Quand cet ordre naturel règne, chaque partie de l’âme engendre une vertu qui lui est propre. La vertu est une qualité morale qui résulte de l’accomplissement de la finalité naturelle de chaque partie de l’âme. Ainsi, lorsque c’est la raison qui exerce le commandement sur les désirs, elle engendre la sagesse; lorsque le thumos/volonté met sa force au service de la raison pour gouverner les désirs, cette partie de l’âme engendre le courage; enfin, lorsque l’âme désirante est gouvernée et contenue dans ses limites, elle engendre à son tour la tempérance qui est la qualité morale de celui dont les désirs sont modérés et limités; la somme de ces trois vertus en engendre une quatrième qui est la justice; celle-ci n’est donc pas une vertu attachée à une partie de l’âme, en particulier, mais elle résulte de l’ordre général qui règne lorsque chaque partie de l’âme occupe la place qui lui revient dans la hiérarchie naturelle.
Cet ordre qui règne chez l’individu et qui définit le sens de la justice se reproduit à l’échelle de la société entière et permet de comprendre ce qu’est une société juste. Elle se divise en trois classes sociales qui correspondent chacune à une des trois parties de l’âme. La classe sociale qui est destinée à gouverner la cité sera composée des individus dont les activités sont liées au développement de la raison: ce sont les philosophes.
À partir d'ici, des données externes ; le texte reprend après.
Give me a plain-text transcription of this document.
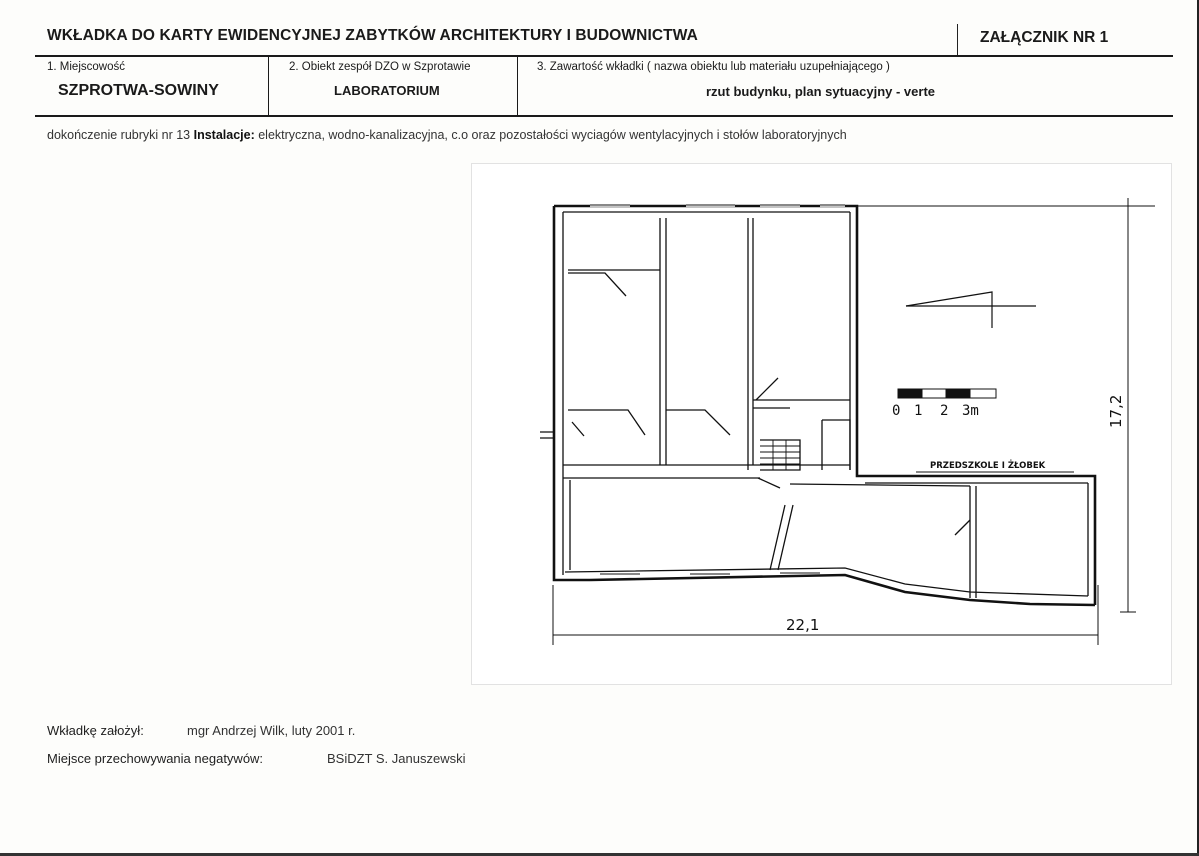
WKŁADKA DO KARTY EWIDENCYJNEJ ZABYTKÓW ARCHITEKTURY I BUDOWNICTWA	ZAŁĄCZNIK NR 1
1. Miejscowość
SZPROTWA-SOWINY
2. Obiekt zespół DZO w Szprotawie
LABORATORIUM
3. Zawartość wkładki ( nazwa obiektu lub materiału uzupełniającego )
rzut budynku, plan sytuacyjny - verte
dokończenie rubryki nr 13 Instalacje: elektryczna, wodno-kanalizacyjna, c.o oraz pozostałości wyciagów wentylacyjnych i stołów laboratoryjnych
0 1 2 3m
PRZEDSZKOLE I ŻŁOBEK
22,1
17,2
Wkładkę założył:	mgr Andrzej Wilk, luty 2001 r.
Miejsce przechowywania negatywów:	BSiDZT S. Januszewski
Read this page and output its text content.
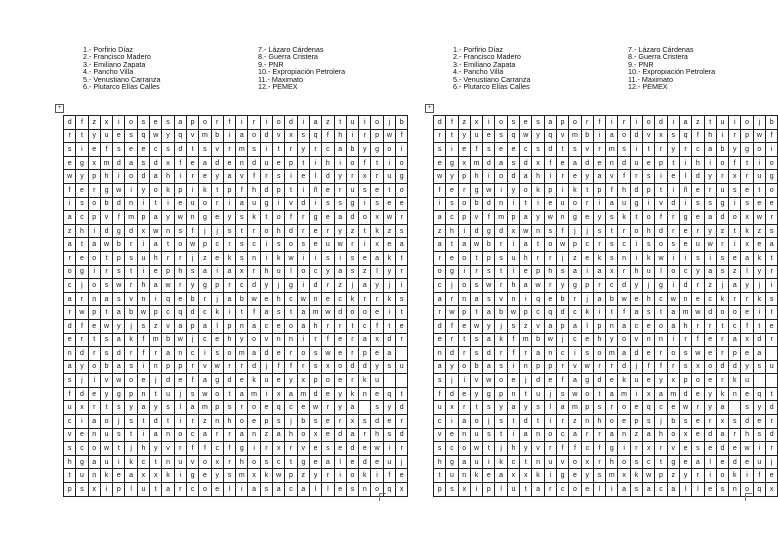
1.- Porfirio Díaz
2.- Francisco Madero
3.- Emiliano Zapata
4.- Pancho Villa
5.- Venustiano Carranza
6.- Plutarco Elías Calles
7.- Lázaro Cárdenas
8.- Guerra Cristera
9.- PNR
10.- Expropiación Petrolera
11.- Maximato
12.- PEMEX
+
d	f	z	x	i	o	s	e	s	a	p	o	r	f	i	r	i	o	d	i	a	z	t	u	i	o	j	b
r	t	y	u	e	s	q	w	y	q	v	m	b	i	a	o	d	v	x	s	q	f	h	i	r	p	w	f
s	i	e	f	s	e	e	c	s	d	t	s	v	r	m	s	i	t	r	y	r	c	a	b	y	g	o	i
e	g	x	m	d	a	s	d	x	f	e	a	d	e	n	d	u	e	p	t	i	h	i	o	f	t	i	o
w	y	p	h	i	o	d	a	h	i	r	e	y	a	v	f	r	s	i	e	l	d	y	r	x	r	u	g
f	e	r	g	w	i	y	o	k	p	i	k	t	p	f	h	d	p	t	i	ñ	e	r	u	s	e	t	o
i	s	o	b	d	n	i	t	i	e	u	o	r	i	a	u	g	i	v	d	i	s	s	g	i	s	e	e
a	c	p	v	f	m	p	a	y	w	n	g	e	y	s	k	t	o	f	r	g	e	a	d	o	x	w	r
z	h	i	d	g	d	x	w	n	s	f	j	j	s	t	r	o	h	d	r	e	r	y	z	t	k	z	s
a	t	a	w	b	r	i	a	t	o	w	p	c	r	s	c	i	s	o	s	e	u	w	r	i	x	e	a
r	e	o	t	p	s	u	h	r	r	j	z	e	k	s	n	i	k	w	i	i	s	i	s	e	a	k	t
o	g	i	r	s	t	i	e	p	h	s	a	i	a	x	r	h	u	l	o	c	y	a	s	z	l	y	r
c	j	o	s	w	r	h	a	w	r	y	g	p	r	c	d	y	j	g	i	d	r	z	j	a	y	j	i
a	r	n	a	s	v	n	i	q	e	b	r	j	a	b	w	e	h	c	w	n	e	c	k	r	r	k	s
r	w	p	t	a	b	w	p	c	q	d	c	k	i	t	f	a	s	t	a	m	w	d	o	o	e	i	t
d	f	e	w	y	j	s	z	v	a	p	a	l	p	n	a	c	e	o	a	h	r	r	t	c	f	t	e
e	r	t	s	a	k	f	m	b	w	j	c	e	h	y	o	v	n	n	i	r	f	e	r	a	x	d	r
n	d	r	s	d	r	f	r	a	n	c	i	s	o	m	a	d	e	r	o	s	w	e	r	p	e	a	
a	y	o	b	a	s	i	n	p	p	r	v	w	r	r	d	j	f	f	r	s	x	o	d	d	y	s	u
s	j	i	v	w	o	e	j	d	e	f	a	g	d	e	k	u	e	y	x	p	o	e	r	k	u		
f	d	e	y	g	p	n	t	u	j	s	w	o	t	a	m	i	x	a	m	d	e	y	k	n	e	q	t
u	x	r	t	s	y	a	y	s	l	a	m	p	s	r	o	e	q	c	e	w	r	y	a		s	y	d
c	i	a	o	j	s	t	d	t	i	r	z	n	h	o	e	p	s	j	b	s	e	r	x	s	d	e	r
v	e	n	u	s	t	i	a	n	o	c	a	r	r	a	n	z	a	h	o	x	e	d	a	r	h	s	d
s	c	o	w	t	j	h	y	v	r	f	f	c	f	g	i	r	x	r	v	e	s	e	d	e	w	i	r
h	g	a	u	i	k	c	t	n	u	v	o	x	r	h	o	s	c	t	g	e	a	l	e	d	e	u	j
t	u	n	k	e	a	x	x	k	i	g	e	y	s	m	x	k	w	p	z	y	r	i	o	k	i	f	e
p	s	x	i	p	l	u	t	a	r	c	o	e	l	i	a	s	a	c	a	l	l	e	s	n	o	q	x
1.- Porfirio Díaz
2.- Francisco Madero
3.- Emiliano Zapata
4.- Pancho Villa
5.- Venustiano Carranza
6.- Plutarco Elías Calles
7.- Lázaro Cárdenas
8.- Guerra Cristera
9.- PNR
10.- Expropiación Petrolera
11.- Maximato
12.- PEMEX
+
d	f	z	x	i	o	s	e	s	a	p	o	r	f	i	r	i	o	d	i	a	z	t	u	i	o	j	b
r	t	y	u	e	s	q	w	y	q	v	m	b	i	a	o	d	v	x	s	q	f	h	i	r	p	w	f
s	i	e	f	s	e	e	c	s	d	t	s	v	r	m	s	i	t	r	y	r	c	a	b	y	g	o	i
e	g	x	m	d	a	s	d	x	f	e	a	d	e	n	d	u	e	p	t	i	h	i	o	f	t	i	o
w	y	p	h	i	o	d	a	h	i	r	e	y	a	v	f	r	s	i	e	l	d	y	r	x	r	u	g
f	e	r	g	w	i	y	o	k	p	i	k	t	p	f	h	d	p	t	i	ñ	e	r	u	s	e	t	o
i	s	o	b	d	n	i	t	i	e	u	o	r	i	a	u	g	i	v	d	i	s	s	g	i	s	e	e
a	c	p	v	f	m	p	a	y	w	n	g	e	y	s	k	t	o	f	r	g	e	a	d	o	x	w	r
z	h	i	d	g	d	x	w	n	s	f	j	j	s	t	r	o	h	d	r	e	r	y	z	t	k	z	s
a	t	a	w	b	r	i	a	t	o	w	p	c	r	s	c	i	s	o	s	e	u	w	r	i	x	e	a
r	e	o	t	p	s	u	h	r	r	j	z	e	k	s	n	i	k	w	i	i	s	i	s	e	a	k	t
o	g	i	r	s	t	i	e	p	h	s	a	i	a	x	r	h	u	l	o	c	y	a	s	z	l	y	r
c	j	o	s	w	r	h	a	w	r	y	g	p	r	c	d	y	j	g	i	d	r	z	j	a	y	j	i
a	r	n	a	s	v	n	i	q	e	b	r	j	a	b	w	e	h	c	w	n	e	c	k	r	r	k	s
r	w	p	t	a	b	w	p	c	q	d	c	k	i	t	f	a	s	t	a	m	w	d	o	o	e	i	t
d	f	e	w	y	j	s	z	v	a	p	a	l	p	n	a	c	e	o	a	h	r	r	t	c	f	t	e
e	r	t	s	a	k	f	m	b	w	j	c	e	h	y	o	v	n	n	i	r	f	e	r	a	x	d	r
n	d	r	s	d	r	f	r	a	n	c	i	s	o	m	a	d	e	r	o	s	w	e	r	p	e	a	
a	y	o	b	a	s	i	n	p	p	r	v	w	r	r	d	j	f	f	r	s	x	o	d	d	y	s	u
s	j	i	v	w	o	e	j	d	e	f	a	g	d	e	k	u	e	y	x	p	o	e	r	k	u		
f	d	e	y	g	p	n	t	u	j	s	w	o	t	a	m	i	x	a	m	d	e	y	k	n	e	q	t
u	x	r	t	s	y	a	y	s	l	a	m	p	s	r	o	e	q	c	e	w	r	y	a		s	y	d
c	i	a	o	j	s	t	d	t	i	r	z	n	h	o	e	p	s	j	b	s	e	r	x	s	d	e	r
v	e	n	u	s	t	i	a	n	o	c	a	r	r	a	n	z	a	h	o	x	e	d	a	r	h	s	d
s	c	o	w	t	j	h	y	v	r	f	f	c	f	g	i	r	x	r	v	e	s	e	d	e	w	i	r
h	g	a	u	i	k	c	t	n	u	v	o	x	r	h	o	s	c	t	g	e	a	l	e	d	e	u	j
t	u	n	k	e	a	x	x	k	i	g	e	y	s	m	x	k	w	p	z	y	r	i	o	k	i	f	e
p	s	x	i	p	l	u	t	a	r	c	o	e	l	i	a	s	a	c	a	l	l	e	s	n	o	q	x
Ils gouverneront ceux dont l’activité est liée à la partie inférieure de l’âme, à savoir la grande masse du peuple constituée d’artisans et d'agriculteurs occupés au travail de reproduction matérielle de la société; autrement dit, tous ceux qui ont pour tâche de produire les biens de consommation destinés à combler les désirs; mais comme la raison est par elle-même impuissante à gouverner et a besoin de la force élémentaire du thumos, de même, la classe des philosophes a besoin de l’appui du bras armé de la classe sociale des guerriers pour pouvoir faire respecter ses décisions. Pour résumer une société juste est donc une société aristocratique dans laquelle une petite élite de sages gouvernent la grande masse du peuple avec l’appui de la force militaire. Cet idéal de justice est donc celui d’une société profondément hiérarchisée où une petite minorité détient le pouvoir, soit, un régime tout à fait opposé à la démocratie.
Partant de là , Platon établira une classification des différentes formes de sociétés injustes en allant de la moins injuste à la plus injuste ; le degré d’injustice d’une société se mesurera à son degré d’éloignement de l’ordre naturel qui doit régner qui est donc celui du gouvernement des philosophes-rois.
b) Les sociétés injustes.
Platon en distingue quatre formes.
- La timocratie.
Elle représente un premier bouleversement de l’ordre naturel; dans l’âme, elle correspond à la prise de pouvoir du thumos/volonté qui gouverne désormais en lieu et place de la raison.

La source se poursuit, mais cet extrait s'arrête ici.